The “pieta,” a depiction of Mary supporting the dead body of Christ, from the Latin meaning pity/compassion/piety, has been depicted in art history countless times, especially in Medieval and Renaissance art. In most pietas, Mary is submissively, sorrowfully, offering her son like a sacrifice. Not so here. Here, Mary clutches her dead son to her body and asks with her silent intense stare, red-rimmed eyes and trembling lips: why?! There is a lot of color and movement in the mourning angels about her but you can barely unlock your gaze from Mary’s face. The contrast of the halo and her dark cloak grabs your attention, but it is the emotion on her face that keeps you there. There is so much pain, sadness, anger, and confusion. She looks just past the viewer… at who? The Romans? The religious leaders? Sinners?

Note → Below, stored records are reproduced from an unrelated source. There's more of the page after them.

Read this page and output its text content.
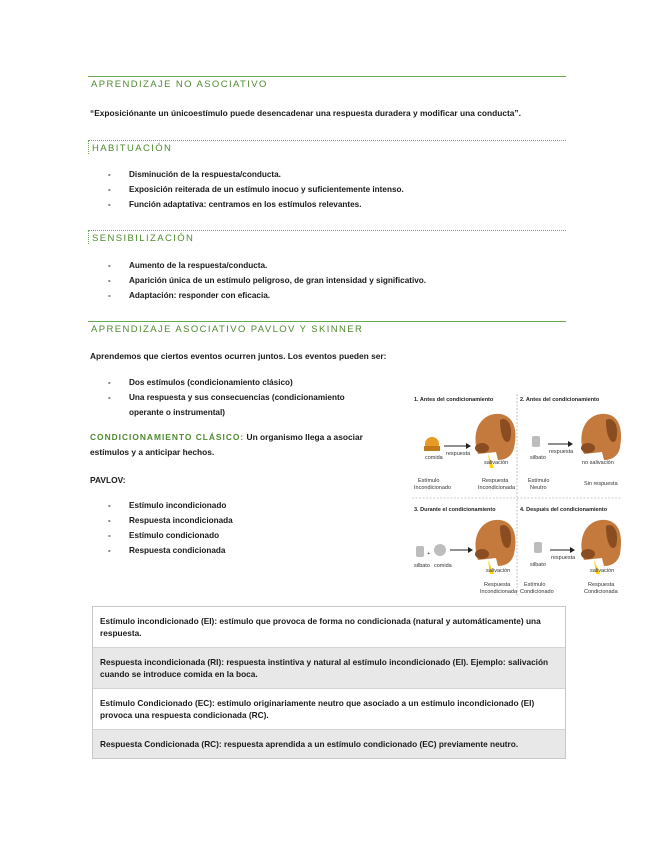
APRENDIZAJE NO ASOCIATIVO
“Exposiciónante un únicoestímulo puede desencadenar una respuesta duradera y modificar una conducta”.
HABITUACIÓN
- Disminución de la respuesta/conducta.
- Exposición reiterada de un estímulo inocuo y suficientemente intenso.
- Función adaptativa: centramos en los estímulos relevantes.
SENSIBILIZACIÓN
- Aumento de la respuesta/conducta.
- Aparición única de un estímulo peligroso, de gran intensidad y significativo.
- Adaptación: responder con eficacia.
APRENDIZAJE ASOCIATIVO PAVLOV Y SKINNER
Aprendemos que ciertos eventos ocurren juntos. Los eventos pueden ser:
- Dos estímulos (condicionamiento clásico)
- Una respuesta y sus consecuencias (condicionamiento
operante o instrumental)
CONDICIONAMIENTO CLÁSICO: Un organismo llega a asociar
estímulos y a anticipar hechos.
PAVLOV:
- Estímulo incondicionado
- Respuesta incondicionada
- Estímulo condicionado
- Respuesta condicionada
1. Antes del condicionamiento
comida
respuesta
salivación
Estímulo
Incondicionado
Respuesta
Incondicionada
2. Antes del condicionamiento
silbato
respuesta
no salivación
Estímulo
Neutro
Sin respuesta
3. Durante el condicionamiento
+
silbato comida
salivación
Respuesta
Incondicionada
4. Después del condicionamiento
silbato
respuesta
salivación
Estímulo
Condicionado
Respuesta
Condicionada
Estímulo incondicionado (EI): estímulo que provoca de forma no condicionada (natural y automáticamente) una respuesta.
Respuesta incondicionada (RI): respuesta instintiva y natural al estímulo incondicionado (EI). Ejemplo: salivación cuando se introduce comida en la boca.
Estímulo Condicionado (EC): estímulo originariamente neutro que asociado a un estímulo incondicionado (EI) provoca una respuesta condicionada (RC).
Respuesta Condicionada (RC): respuesta aprendida a un estímulo condicionado (EC) previamente neutro.
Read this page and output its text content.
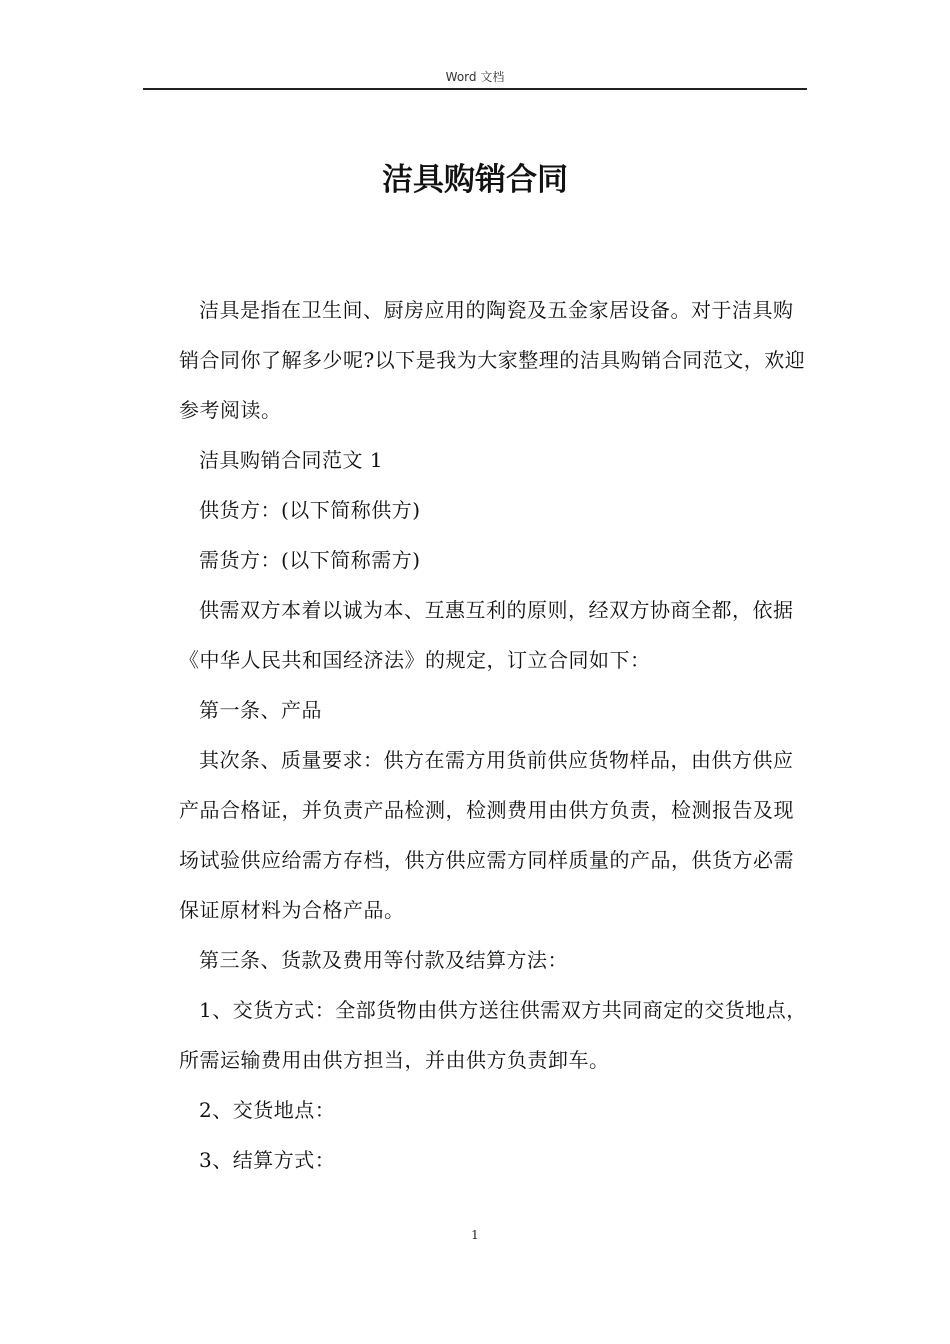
Word 文档
洁具购销合同

洁具是指在卫生间、厨房应用的陶瓷及五金家居设备。对于洁具购销合同你了解多少呢?以下是我为大家整理的洁具购销合同范文，欢迎参考阅读。

洁具购销合同范文 1

供货方：(以下简称供方)

需货方：(以下简称需方)

供需双方本着以诚为本、互惠互利的原则，经双方协商全都，依据《中华人民共和国经济法》的规定，订立合同如下：

第一条、产品

其次条、质量要求：供方在需方用货前供应货物样品，由供方供应产品合格证，并负责产品检测，检测费用由供方负责，检测报告及现场试验供应给需方存档，供方供应需方同样质量的产品，供货方必需保证原材料为合格产品。

第三条、货款及费用等付款及结算方法：

1、交货方式：全部货物由供方送往供需双方共同商定的交货地点，所需运输费用由供方担当，并由供方负责卸车。

2、交货地点：

3、结算方式：

1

God? This is the face of a mother who has just lost her child. 

In this work, Bouguereau paints from experience. His oldest son died at age 16 shortly before he began work on this painting, and he undoubtedly channeled his emotions through this part of the Gospel story. The clean, formal Academic style for which he is known balances the raw emotion and makes this painting of the ugliness and wrongness of the death of Christ, and of death itself, still a thing of beauty. Bouguereau has actually been criticized for his Academism; he enjoyed fame in his lifetime at the start of his career but was eventually overshadowed by modern art as the Impressionists fought against everything he stood for artistically and as their way of painting caught on, he became outdated. His paintings are often accused of being technically good, but old-fashioned, unoriginal, and lacking in true content. In this painting, though the content pierces right into the viewer’s soul… and we feel the pain in Mary’s heart and the wrongness of the perfect, innocent Christ being tortured, humiliated, and killed. But He did it for our salvation. The rainbow of angel robes echoes the rainbow after Noah’s flood; God poured out his wrath on Christ and promised, “it is finished.” Jesus’ death was the beginning of new life.